Its hard to say. But one thing I do know, is that the lack of nuance in our political discourse is not helping anyone.
Blog #2 – Virtual Reality Teaching is Wild
Story time.
I put on my virtual reality headset and find myself in paediatric A&E with a child, dad and nurse. I introduce myself to all three. The child tries to fist bump me. I fist bump back, only to realise he was actually showing me his patient identification wrist band. Awkward. I hope the med students watching me didn’t see that.
I start my A-E assessment and ask the dad to tell me the child’s history whilst I’m doing this. “Does he take any regular medications” “Uh, you’ll have to ask his mum about that” (Who programmed the dad to give this response?). I try to take obs, but the virtual reality clicker button won’t let me pick up the sats probe. I pick up a thermometer instead (temperature normal). Not particularly helpful.
I decide the patient needs oxygen and salbutamol (he’s having an asthma attack). I try to get the meds out the cupboard. The nurse tells me I need a prescription first. I search the room for prescription paper. I discover a sink that I had not noticed before. I wash my hands (probably should have done this before starting the consultation).
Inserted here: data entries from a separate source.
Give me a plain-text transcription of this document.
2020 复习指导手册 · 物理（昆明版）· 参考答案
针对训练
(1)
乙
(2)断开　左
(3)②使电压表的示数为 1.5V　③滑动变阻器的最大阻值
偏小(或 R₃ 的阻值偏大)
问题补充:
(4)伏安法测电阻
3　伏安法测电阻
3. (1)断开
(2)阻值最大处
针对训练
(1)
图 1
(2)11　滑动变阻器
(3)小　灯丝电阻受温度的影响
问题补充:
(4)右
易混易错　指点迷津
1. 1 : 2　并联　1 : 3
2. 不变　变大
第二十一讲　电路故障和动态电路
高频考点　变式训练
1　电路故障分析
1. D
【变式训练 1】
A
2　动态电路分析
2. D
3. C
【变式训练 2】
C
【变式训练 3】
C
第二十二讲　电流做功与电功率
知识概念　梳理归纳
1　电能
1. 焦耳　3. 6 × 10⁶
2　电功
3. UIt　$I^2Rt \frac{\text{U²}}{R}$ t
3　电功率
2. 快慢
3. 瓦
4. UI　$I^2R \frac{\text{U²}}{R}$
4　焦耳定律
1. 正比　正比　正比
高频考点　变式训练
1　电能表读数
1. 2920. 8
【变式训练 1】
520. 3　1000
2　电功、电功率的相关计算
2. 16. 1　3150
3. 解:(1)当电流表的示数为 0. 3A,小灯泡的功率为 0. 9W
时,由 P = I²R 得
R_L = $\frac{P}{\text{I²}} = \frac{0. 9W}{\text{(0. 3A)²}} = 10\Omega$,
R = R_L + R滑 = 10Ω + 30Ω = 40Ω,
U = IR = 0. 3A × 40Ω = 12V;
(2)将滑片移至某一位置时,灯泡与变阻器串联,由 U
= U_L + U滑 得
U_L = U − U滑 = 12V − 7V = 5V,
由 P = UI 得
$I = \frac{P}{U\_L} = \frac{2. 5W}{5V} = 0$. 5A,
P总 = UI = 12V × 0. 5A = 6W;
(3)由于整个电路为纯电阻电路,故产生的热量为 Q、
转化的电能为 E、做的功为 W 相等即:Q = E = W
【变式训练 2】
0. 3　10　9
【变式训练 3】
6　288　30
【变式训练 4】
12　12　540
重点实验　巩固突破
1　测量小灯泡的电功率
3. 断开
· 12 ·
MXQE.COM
The virtual reality administrator tells me that I am not a doctor. Turns out I cannot prescribe. I must call a senior and handover. I (eventually) discover the phone. The monitor behind me starts beeping SO loudly that I start to get a headache (I try to turn it off- I couldn’t figure out how to do this in virtual reality land, so headache persisted). My senior says they are coming.
I click on a button that says ‘update and reassure the patient’. A voice comes on through the headset: “I have updated you and reassured you” “Thankyou”
Simulation Over.
I go to home. I tell my non-medic friends about what a crazy day I had (isn’t that the best bit anyway?)
Okay but lets get real. What did I learn from the experience of Virtual Reality teaching. Well first up, I was the first one in my group to enter the Virtual Reality Simulation. It was all very new and I had no idea what to expect so its probably natural that my first attempt can be described as a little bit chaotic whilst I was getting my bearings. I think it could give it a much better go next time round.
And isn’t that exactly what medicine is all about? Your first attempt often IS a bit chaotic. There are so many situations you’ll be confronted with where you don’t fully know what you’re walking in to. You WILL be thrown off- you WILL be caught off guard. So really the virtual reality simulator is replicating a lot of the surprises you might encounter in real life. Disclaimer- the above ‘story time’ review of my virtual reality teaching session was actually my Strava caption that day. And, to my surprise, a lot of my graduated-already-so-actually-real-doctor friends commented saying how it was actually a fairly realistic representation of a day in A&E. Chaos. Surprises. And, specifically, not what you might expect based on your practice sessions. Because in medicine, you can practice all you want but every day will be a new situation. And isn’t that just the fun in it all?
There are so many aspects of Virtual Reality Teaching that we could go into in a lot of detail. But for today I’ll just leave you with that. Medicine is unpredictable and getting used to that will get you a long way.
Overall great experience. Would VR again.